(Reuters) -Sanofi’s shares slid 5% on Monday after a drug candidate to fight a common type of breast cancer failed to slow progression of the disease in a clinical trial, knocking confidence in the French drugmaker’s drug development prowess.
Results from the Phase II AMEERA-3 clinical trial, keenly awaited by Sanofi investors, showed the drug amcenestrant, given as a pill, did not have the desired effect when compared to standard endocrine treatment against locally advanced or metastatic breast cancer, Sanofi said in a statement.
The stock’s decline was the biggest on the French bluechip index CAC40 index, which was up 1.8 % at 0920 GMT.
Sanofi said it would continue with two further trials, AMEERA-5 and AMEERA-6, trying to show amcenestrant could help much larger patient groups of women in early stages of cancer.
JP Morgan analysts said Monday’s read-out bode ill for those follow-up trials, saying in a note that the “data will increase the risk in investors’ minds”.
The setback puts more pressure on Sanofi to revive its drug development success rate, after it fell far behind in the race to develop COVID-19 vaccines.
“Today’s negative result is likely to dent sentiment around Sanofi’s pipeline,” the JP Morgan analysts added.

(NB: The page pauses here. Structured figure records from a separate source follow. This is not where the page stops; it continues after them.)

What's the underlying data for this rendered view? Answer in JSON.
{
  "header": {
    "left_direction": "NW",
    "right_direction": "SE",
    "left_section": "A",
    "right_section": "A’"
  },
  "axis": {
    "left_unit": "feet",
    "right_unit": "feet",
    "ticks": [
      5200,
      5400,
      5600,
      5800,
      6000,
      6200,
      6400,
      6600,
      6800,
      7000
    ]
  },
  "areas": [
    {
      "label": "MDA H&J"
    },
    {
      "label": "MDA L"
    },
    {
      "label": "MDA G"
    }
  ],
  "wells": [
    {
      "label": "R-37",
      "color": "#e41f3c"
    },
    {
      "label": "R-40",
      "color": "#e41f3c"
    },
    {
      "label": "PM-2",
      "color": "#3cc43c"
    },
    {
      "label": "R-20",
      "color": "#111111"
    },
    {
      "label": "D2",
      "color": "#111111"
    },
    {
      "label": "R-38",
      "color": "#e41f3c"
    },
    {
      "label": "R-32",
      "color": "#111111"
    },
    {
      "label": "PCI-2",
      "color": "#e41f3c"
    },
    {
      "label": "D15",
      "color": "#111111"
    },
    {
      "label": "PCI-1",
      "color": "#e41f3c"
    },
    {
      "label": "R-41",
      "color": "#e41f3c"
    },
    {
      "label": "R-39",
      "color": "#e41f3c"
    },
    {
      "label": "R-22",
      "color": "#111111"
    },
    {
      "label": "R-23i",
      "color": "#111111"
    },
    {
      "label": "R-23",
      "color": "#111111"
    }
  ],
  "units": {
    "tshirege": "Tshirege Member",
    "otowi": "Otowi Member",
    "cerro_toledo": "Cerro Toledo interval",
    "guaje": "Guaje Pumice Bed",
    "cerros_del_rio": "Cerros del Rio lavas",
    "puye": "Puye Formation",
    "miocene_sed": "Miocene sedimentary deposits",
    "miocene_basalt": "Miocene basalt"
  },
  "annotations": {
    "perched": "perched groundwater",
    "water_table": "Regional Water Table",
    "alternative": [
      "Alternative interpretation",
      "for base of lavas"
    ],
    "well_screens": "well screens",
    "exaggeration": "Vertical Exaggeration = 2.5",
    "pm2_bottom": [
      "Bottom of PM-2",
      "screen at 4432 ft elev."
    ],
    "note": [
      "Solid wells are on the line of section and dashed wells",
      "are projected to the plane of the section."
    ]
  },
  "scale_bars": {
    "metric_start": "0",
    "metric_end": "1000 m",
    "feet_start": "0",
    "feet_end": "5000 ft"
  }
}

Amcenestrant belongs to a drug class known as selective oestrogen receptor degraders (SERD) to fight tumours that grow in response to oestrogen, which are estimated to account for up to 80% of all breast cancer cases.
It has the same mode of action as AstraZeneca’s injectable Faslodex, also known as fulvestrant, and a range of generic copy products on the market, but a pill would be a more convenient option for patients than painful monthly shots.
The market opportunity for oral SERDs has attracted a range of drugmakers, with Roche, AstraZeneca and Radius Health Inc in partnership with Italy’s Menarini Group working on similar pills.
Faslodex sales were $431 million in 2021, down 26% as cheaper copies take hold, but analysts have described a future oral SERDs market as a multi-billion dollar opportunity.
Shares in Oral SERD contender Radius Health soared last October after it announced positive results from its late-stage study.